I've spent lots of time with his family and he has spent some time with mine.
He has a child from another relationship. This relationship ended about 10 years ago and his girl is now 13.
When they split up, the mother took the child to live in another country against my boyfriend's wishes and this separation from his child caused him deep trauma.
He currently sees his daughter about three times a year, spending three weeks with her in summer.
He spends two of these weeks with her in Ireland and one of these weeks in the other country with his child and the mother in the mother's house.
This makes me uncomfortable. I have never been invited to go there with him, but I have suggested it twice.
Beyond my discomfort of my boyfriend staying with an ex for a week, when the mother came to Ireland with her parents and her daughter this summer, my boyfriend spent a few evenings having dinner with them all.
One of these nights my boyfriend's mother joined them for dinner, but I wasn't invited once. He, the mother and the child also went on a walk together.
Again, I wasn't invited along.
I do not believe he has intentions to cheat on me, but my issues are regarding his commitment to our relationship.
I want us to be partners, to marry and to have a child with him. It is hurtful to feel he is playing happy families with his ex and child.
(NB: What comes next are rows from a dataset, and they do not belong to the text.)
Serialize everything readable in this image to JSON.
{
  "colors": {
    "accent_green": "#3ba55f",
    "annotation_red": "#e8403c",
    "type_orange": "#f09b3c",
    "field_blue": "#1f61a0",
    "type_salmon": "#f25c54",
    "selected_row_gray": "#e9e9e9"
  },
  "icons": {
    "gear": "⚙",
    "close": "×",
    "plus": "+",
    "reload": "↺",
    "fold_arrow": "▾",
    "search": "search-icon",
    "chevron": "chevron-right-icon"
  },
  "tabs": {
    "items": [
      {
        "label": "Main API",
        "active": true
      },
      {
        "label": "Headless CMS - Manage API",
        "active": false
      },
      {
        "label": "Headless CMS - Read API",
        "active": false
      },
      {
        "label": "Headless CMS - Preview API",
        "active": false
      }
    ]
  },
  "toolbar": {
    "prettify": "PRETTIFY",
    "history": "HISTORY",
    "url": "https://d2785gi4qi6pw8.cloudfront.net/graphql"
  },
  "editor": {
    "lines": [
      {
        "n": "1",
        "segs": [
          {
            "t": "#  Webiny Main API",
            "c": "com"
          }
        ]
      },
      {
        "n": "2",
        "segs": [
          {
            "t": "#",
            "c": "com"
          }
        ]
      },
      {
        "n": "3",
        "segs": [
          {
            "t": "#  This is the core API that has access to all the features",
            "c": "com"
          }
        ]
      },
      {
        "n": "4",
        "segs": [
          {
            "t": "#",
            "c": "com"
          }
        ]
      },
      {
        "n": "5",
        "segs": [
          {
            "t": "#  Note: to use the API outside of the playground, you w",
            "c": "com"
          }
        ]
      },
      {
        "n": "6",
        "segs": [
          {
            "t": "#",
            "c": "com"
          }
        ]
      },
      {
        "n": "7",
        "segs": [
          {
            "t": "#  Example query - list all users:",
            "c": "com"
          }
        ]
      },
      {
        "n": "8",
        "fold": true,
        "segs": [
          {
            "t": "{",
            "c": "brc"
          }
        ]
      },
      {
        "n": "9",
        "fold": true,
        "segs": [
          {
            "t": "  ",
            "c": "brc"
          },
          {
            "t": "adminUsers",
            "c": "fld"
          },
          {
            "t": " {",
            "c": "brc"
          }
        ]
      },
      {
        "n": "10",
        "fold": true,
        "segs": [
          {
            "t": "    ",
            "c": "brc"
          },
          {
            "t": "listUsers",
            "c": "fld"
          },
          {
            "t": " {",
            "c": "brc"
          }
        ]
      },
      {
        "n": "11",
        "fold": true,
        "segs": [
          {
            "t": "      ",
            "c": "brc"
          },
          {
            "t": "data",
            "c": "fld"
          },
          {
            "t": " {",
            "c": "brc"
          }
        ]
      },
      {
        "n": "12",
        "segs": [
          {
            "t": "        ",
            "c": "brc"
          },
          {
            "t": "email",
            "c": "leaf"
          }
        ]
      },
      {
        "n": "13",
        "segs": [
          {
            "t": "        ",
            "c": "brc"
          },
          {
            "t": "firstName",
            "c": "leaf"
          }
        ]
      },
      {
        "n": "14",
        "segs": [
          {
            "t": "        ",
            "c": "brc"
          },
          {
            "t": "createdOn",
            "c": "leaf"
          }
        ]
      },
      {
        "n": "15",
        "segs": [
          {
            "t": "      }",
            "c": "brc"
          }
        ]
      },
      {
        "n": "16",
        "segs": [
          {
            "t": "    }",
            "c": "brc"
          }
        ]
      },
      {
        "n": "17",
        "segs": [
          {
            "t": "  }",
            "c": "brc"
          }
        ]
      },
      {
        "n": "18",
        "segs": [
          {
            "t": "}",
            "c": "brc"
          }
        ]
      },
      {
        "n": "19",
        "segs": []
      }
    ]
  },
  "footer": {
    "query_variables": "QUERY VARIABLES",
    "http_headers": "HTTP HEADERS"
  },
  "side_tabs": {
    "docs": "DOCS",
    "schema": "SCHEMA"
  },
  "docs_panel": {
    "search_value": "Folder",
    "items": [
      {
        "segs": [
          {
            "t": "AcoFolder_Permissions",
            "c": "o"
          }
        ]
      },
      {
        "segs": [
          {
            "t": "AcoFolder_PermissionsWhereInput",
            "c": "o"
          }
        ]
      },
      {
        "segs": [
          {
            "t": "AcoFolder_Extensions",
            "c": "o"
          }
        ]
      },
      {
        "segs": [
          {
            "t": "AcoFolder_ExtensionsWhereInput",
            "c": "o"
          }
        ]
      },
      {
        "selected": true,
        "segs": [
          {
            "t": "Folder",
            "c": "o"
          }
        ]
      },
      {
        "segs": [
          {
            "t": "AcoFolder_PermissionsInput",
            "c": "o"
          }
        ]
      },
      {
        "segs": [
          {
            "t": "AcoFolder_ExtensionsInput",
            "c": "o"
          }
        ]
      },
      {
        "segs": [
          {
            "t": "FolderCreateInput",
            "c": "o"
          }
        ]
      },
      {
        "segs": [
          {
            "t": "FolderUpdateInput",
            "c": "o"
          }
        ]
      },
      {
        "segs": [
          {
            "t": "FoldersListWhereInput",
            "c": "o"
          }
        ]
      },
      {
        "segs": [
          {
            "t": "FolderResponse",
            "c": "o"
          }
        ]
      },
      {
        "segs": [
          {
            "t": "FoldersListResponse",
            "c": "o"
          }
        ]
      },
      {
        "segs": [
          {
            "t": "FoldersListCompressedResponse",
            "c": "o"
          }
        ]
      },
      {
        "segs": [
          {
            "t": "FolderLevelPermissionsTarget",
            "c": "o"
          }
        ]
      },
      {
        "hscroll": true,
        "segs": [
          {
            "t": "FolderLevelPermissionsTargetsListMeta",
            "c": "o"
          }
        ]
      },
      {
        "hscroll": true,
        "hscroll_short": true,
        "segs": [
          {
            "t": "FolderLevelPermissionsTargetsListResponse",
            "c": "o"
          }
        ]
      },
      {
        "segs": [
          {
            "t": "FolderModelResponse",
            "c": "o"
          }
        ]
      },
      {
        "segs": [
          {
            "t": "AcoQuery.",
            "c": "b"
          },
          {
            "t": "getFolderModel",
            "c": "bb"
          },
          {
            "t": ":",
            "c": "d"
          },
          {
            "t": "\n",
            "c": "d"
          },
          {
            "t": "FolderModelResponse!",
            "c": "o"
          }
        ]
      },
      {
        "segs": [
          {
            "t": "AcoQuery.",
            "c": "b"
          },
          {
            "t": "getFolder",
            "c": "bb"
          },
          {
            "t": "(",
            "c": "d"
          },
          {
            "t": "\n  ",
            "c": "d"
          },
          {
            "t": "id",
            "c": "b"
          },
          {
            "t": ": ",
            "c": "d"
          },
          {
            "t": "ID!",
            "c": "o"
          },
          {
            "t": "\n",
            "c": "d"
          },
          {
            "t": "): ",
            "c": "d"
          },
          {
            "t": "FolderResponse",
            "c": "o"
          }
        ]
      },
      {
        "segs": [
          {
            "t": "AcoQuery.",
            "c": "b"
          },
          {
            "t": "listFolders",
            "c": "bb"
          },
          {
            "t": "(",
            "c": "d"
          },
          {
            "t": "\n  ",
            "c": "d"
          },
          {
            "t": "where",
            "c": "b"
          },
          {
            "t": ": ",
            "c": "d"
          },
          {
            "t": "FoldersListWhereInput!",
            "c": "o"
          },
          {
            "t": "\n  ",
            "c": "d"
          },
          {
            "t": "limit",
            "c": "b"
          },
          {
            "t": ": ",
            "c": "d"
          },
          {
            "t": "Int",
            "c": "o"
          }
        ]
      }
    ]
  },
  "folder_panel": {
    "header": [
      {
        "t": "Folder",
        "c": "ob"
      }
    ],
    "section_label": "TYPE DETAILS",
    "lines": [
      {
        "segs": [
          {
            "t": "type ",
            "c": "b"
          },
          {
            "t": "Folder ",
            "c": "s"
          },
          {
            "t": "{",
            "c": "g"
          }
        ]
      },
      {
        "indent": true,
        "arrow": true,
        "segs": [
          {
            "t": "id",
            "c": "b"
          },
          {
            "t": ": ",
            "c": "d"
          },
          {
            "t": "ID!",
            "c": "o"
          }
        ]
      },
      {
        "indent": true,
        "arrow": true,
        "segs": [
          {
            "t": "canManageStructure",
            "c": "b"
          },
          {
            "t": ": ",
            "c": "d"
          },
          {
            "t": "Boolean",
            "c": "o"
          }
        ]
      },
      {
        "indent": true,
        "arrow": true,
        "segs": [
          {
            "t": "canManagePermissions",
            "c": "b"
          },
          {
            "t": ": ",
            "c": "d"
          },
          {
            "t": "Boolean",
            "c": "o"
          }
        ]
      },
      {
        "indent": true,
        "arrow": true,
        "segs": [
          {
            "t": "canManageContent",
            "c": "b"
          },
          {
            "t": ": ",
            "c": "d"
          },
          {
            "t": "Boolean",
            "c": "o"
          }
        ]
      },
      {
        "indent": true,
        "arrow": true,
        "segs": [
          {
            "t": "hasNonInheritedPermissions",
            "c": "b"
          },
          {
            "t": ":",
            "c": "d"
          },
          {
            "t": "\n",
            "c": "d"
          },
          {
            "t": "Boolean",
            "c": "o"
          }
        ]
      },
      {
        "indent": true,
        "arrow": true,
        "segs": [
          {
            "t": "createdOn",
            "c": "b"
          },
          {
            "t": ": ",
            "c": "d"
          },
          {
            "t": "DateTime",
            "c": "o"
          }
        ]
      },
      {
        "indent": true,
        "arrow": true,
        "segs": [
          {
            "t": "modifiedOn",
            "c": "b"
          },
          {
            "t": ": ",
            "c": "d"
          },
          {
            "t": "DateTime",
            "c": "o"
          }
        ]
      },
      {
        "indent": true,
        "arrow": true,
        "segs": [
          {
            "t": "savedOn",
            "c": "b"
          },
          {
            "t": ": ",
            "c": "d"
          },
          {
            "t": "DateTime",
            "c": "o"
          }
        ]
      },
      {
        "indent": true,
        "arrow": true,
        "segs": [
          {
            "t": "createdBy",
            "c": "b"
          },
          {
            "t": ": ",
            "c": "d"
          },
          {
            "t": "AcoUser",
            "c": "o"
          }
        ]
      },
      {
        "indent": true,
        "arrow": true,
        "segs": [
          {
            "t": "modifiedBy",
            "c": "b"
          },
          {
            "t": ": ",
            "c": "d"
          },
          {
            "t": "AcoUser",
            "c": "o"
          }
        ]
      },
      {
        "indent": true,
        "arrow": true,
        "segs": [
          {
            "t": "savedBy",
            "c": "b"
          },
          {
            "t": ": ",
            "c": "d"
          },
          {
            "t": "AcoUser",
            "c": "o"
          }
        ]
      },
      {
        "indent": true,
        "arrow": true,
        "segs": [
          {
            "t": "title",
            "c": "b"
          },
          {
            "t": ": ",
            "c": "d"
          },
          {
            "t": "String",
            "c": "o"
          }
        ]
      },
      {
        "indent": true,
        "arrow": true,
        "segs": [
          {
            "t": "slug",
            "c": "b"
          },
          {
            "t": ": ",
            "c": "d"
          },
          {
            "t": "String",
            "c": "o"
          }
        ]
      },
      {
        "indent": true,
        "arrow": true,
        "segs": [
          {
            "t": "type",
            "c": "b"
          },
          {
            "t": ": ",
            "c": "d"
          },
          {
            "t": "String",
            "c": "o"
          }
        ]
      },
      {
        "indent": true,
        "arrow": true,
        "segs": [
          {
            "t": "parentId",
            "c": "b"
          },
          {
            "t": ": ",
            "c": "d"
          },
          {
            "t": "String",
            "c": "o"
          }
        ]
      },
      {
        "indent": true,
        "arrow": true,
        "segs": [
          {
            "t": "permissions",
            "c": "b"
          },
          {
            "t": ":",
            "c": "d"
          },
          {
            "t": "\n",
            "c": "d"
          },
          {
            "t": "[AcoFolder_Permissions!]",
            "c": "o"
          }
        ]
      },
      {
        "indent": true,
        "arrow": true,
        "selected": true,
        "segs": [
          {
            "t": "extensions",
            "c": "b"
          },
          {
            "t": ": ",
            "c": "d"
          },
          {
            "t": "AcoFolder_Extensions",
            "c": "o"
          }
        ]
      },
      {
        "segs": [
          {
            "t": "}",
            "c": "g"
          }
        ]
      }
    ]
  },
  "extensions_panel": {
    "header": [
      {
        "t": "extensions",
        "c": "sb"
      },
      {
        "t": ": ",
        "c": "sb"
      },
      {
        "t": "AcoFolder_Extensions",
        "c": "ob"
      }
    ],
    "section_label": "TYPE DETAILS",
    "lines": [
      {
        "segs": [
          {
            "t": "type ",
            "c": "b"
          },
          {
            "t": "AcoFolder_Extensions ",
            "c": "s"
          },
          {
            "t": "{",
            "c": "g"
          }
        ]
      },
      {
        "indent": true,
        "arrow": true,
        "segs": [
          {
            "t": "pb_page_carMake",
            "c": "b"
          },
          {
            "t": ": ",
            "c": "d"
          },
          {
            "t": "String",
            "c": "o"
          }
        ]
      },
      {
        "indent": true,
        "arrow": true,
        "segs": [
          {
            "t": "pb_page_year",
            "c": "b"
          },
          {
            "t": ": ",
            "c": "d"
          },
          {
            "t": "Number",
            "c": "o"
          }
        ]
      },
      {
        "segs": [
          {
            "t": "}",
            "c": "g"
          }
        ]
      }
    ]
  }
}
A Your boyfriend is no doubt trying to keep everybody happy and finding it difficult. Of course the most important person in all of this is his daughter who sees her father infrequently and it always involves travel either by him or her mother in order for them to meet. Your boyfriend will always have ties with the mother of his child and her mother who is the girl's grandmother. This will never change, nor should it.
The best way you can show that you respect this very special bond between father and daughter is to say nothing at all that is critical.
Instead, try to be as supportive as you can of his times with her and let him know that you understand how difficult it must be for him to see his daughter only three times a year.
She knows of your existence so perhaps when he is Skyping or Facetiming her you could occasionally say a quick hello. Encourage him to talk about her, follow her progress with interest, and then get on with enjoying your life with him.